Nan could stay only the weekend and would have to take Greyhound back on Monday morning. He didn't sleep in the same bed with Pingping, though they made love while Taotao was napping in the other room. She sighed afterward, saying she had missed him terribly and felt handicapped without him around, because there were many things she couldn't handle by herself. "Why can't we stay together?" she asked. "When you're not home, I'm restless and can't sleep well at night."
"I can't sleep well in New York either. Too noisy."
"Heidi asked me if we were separated."
"I'll come back soon. Honestly, I don't care about the editorial work, but the job at the restaurant is an opportunity for me to learn a trade. Just take my absence from home as a stint I'm doing, all right? I'll come back like a real chef in a few months."
"Taotao misses you too."
"I know."
"If you meet another woman you like in New York, you can spend time with her, as long as you don't catch disease and come back to us."
"Drop it! I'm too tired to have another woman. One's enough."

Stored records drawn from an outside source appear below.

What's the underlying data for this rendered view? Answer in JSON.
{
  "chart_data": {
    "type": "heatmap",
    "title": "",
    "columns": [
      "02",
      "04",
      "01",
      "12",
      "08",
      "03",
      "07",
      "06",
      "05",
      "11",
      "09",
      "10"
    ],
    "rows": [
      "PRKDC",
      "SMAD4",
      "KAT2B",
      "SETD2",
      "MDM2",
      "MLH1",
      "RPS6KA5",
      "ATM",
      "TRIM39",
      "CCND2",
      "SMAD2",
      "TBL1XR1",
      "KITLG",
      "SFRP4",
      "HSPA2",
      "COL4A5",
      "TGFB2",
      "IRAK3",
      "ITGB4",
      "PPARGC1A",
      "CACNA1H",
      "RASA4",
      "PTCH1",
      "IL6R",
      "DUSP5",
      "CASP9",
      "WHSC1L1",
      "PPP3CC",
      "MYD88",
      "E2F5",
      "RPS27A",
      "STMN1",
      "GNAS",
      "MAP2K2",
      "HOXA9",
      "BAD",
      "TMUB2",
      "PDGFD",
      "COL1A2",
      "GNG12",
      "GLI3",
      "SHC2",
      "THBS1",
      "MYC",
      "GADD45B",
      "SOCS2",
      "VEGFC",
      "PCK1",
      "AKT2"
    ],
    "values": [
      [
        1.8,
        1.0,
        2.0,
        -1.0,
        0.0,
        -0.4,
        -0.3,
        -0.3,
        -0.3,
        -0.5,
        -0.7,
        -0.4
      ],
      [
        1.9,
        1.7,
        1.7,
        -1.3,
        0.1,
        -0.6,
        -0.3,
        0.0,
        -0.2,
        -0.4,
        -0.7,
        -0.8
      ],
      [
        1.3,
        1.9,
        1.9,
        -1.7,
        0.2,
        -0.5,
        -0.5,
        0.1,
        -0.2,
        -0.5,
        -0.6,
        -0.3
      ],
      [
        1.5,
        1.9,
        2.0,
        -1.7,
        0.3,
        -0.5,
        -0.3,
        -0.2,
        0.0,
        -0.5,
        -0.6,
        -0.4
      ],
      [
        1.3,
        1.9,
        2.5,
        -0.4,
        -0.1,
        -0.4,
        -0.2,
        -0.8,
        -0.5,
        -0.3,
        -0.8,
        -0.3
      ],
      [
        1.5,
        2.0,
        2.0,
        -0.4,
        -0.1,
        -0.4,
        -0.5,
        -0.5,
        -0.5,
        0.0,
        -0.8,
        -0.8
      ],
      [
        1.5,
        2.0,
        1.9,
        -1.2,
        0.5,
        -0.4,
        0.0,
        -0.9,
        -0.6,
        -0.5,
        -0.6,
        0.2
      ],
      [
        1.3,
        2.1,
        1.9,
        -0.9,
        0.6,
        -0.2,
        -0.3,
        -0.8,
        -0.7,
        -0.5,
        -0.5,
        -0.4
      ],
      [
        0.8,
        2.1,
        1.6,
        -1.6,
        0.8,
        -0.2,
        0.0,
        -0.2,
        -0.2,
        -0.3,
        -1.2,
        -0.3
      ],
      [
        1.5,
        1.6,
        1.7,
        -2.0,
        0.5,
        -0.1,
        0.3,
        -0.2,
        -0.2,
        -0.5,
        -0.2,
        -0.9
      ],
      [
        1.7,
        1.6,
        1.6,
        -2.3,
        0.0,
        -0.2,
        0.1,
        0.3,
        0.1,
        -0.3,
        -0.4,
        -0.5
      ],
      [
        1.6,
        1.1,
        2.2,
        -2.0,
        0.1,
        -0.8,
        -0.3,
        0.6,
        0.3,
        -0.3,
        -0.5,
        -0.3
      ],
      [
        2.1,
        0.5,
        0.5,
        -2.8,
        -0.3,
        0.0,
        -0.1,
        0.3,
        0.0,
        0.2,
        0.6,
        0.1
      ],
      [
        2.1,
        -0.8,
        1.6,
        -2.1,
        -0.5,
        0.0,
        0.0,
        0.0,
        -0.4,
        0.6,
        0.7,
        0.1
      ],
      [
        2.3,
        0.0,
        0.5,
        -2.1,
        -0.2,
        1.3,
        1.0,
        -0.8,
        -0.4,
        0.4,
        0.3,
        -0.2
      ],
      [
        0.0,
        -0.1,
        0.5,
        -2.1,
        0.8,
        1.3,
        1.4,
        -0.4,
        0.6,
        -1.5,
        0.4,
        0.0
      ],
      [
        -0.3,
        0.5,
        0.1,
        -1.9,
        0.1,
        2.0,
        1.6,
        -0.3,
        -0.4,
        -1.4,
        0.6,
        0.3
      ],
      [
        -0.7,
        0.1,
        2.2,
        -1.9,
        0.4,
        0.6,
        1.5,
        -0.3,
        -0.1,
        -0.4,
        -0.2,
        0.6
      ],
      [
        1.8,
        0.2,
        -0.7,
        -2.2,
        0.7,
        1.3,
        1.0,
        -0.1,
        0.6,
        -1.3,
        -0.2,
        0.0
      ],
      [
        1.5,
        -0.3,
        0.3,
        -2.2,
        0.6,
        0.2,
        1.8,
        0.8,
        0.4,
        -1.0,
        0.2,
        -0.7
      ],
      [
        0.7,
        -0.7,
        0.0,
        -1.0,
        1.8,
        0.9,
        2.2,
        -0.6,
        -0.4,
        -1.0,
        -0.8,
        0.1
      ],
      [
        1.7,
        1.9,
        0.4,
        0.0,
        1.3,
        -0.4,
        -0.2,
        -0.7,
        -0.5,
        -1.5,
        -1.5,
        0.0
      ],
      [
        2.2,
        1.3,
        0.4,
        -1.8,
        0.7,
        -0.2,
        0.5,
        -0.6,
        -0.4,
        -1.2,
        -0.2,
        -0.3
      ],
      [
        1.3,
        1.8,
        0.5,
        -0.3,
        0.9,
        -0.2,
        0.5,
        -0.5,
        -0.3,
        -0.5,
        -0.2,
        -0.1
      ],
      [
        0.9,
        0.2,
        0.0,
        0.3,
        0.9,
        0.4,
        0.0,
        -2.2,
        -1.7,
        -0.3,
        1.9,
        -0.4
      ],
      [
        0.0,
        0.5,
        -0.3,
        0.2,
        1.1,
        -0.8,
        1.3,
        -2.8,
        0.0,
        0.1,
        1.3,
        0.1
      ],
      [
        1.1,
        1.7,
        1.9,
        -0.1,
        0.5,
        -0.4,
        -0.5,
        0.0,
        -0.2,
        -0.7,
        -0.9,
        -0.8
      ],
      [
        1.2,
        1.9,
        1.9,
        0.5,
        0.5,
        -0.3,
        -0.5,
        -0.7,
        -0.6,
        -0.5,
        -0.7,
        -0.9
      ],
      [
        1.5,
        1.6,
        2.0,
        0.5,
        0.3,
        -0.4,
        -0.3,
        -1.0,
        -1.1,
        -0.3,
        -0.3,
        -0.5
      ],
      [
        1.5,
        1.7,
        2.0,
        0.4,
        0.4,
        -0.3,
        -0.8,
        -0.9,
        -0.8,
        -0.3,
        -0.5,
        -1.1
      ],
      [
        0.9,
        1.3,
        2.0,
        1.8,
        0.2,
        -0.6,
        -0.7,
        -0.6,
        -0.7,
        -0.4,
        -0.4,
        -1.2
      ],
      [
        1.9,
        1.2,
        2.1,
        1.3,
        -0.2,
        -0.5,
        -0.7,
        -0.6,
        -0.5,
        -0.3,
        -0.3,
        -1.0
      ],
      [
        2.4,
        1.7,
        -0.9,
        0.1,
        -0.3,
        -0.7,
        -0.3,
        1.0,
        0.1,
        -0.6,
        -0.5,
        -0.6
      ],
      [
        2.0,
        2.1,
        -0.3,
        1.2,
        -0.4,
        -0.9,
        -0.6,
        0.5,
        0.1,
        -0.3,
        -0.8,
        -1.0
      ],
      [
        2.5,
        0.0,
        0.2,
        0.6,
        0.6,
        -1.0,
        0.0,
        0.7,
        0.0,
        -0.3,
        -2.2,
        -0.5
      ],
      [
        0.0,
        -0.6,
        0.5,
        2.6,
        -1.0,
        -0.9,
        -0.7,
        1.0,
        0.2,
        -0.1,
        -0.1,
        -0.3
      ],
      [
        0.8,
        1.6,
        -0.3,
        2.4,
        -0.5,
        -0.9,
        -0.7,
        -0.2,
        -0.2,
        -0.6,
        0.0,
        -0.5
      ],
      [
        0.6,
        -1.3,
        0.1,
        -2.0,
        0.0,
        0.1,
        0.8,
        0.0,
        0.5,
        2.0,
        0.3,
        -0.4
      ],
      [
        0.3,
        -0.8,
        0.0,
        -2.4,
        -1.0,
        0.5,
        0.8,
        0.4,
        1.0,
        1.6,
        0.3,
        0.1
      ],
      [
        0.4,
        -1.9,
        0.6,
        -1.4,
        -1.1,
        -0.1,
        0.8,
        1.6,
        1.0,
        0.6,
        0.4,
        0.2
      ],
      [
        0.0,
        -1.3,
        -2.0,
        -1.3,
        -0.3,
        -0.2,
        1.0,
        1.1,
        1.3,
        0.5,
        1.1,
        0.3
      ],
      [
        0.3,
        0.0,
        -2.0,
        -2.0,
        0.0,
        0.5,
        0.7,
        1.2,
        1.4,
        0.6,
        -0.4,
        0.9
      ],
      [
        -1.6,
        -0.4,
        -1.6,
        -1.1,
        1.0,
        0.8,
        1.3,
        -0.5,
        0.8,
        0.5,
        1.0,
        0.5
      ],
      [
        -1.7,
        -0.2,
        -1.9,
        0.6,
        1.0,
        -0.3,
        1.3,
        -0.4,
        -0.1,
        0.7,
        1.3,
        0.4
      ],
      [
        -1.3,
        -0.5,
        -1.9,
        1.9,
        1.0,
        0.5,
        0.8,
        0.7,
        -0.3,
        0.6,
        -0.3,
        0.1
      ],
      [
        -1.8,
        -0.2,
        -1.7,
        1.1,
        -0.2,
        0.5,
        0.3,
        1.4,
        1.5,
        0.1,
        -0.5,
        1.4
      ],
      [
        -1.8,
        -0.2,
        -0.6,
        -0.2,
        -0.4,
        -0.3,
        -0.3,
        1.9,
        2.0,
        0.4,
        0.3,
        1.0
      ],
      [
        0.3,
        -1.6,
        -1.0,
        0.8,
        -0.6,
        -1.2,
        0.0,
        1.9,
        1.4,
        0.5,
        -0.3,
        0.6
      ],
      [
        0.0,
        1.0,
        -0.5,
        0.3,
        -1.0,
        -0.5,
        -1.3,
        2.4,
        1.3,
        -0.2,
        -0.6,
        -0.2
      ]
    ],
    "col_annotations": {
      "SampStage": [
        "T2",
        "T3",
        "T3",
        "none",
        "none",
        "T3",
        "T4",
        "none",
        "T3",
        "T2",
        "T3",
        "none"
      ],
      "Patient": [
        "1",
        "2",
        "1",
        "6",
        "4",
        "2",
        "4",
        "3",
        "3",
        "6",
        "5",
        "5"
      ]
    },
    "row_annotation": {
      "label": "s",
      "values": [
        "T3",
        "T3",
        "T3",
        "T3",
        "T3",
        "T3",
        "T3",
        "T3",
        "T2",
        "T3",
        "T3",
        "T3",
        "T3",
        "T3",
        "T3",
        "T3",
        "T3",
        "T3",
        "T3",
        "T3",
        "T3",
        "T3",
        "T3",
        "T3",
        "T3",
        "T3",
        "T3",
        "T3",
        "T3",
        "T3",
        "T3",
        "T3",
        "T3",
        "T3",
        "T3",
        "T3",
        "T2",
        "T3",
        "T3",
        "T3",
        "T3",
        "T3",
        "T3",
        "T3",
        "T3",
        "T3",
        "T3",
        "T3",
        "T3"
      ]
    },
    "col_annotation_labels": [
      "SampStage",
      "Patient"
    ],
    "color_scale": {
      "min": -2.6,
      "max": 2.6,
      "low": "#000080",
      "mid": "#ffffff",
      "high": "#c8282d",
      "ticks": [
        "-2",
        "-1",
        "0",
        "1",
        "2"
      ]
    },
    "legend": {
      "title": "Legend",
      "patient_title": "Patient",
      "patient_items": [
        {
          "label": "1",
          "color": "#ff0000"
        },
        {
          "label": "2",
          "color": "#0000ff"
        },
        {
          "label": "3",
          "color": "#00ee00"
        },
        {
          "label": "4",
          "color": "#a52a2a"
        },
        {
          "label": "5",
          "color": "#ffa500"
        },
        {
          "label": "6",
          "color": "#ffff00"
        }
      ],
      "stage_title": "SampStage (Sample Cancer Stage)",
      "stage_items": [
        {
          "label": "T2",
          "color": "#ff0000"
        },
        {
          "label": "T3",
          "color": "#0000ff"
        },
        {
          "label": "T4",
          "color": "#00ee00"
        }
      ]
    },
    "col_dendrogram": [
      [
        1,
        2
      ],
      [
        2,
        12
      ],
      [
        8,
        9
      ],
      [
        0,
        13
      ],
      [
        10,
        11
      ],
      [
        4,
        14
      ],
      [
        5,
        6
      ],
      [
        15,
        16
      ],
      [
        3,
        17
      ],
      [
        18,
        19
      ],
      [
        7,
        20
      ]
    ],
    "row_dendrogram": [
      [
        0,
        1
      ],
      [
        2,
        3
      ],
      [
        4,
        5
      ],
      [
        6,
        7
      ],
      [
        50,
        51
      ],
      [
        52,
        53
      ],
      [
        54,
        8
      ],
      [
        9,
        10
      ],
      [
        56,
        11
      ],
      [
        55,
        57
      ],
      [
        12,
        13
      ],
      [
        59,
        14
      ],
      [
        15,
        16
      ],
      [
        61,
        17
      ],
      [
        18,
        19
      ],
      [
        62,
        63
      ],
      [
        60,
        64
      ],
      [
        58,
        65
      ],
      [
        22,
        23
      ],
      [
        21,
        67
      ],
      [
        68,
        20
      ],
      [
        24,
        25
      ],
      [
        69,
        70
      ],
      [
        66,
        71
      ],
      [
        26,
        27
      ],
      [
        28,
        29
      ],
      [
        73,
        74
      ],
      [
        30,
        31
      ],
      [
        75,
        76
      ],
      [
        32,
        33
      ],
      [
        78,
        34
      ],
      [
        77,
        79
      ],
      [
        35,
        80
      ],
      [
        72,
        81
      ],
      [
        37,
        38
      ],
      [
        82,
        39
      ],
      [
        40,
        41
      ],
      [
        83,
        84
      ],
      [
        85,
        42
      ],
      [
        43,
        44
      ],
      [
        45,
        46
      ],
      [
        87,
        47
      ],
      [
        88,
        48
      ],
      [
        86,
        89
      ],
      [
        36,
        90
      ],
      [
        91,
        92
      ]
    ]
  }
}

That stopped her. Nan remembered that before he left for America, she had said the same thing. Somehow she always thought he could make women weak in the knees. In reality he believed he wasn't attractive at all and was too quiet and too introverted to be a lady-killer. Worse, he had never been good at flirting or sweet-talking. Before coming to the States, he had heard that American colleges offered all kinds of bizarre courses. When he enrolled at Brandeis and got a copy of its curricula, he had thumbed through it to see whether there was a course in flirtation or seduction. If there had been such a class, he'd definitely have taken it.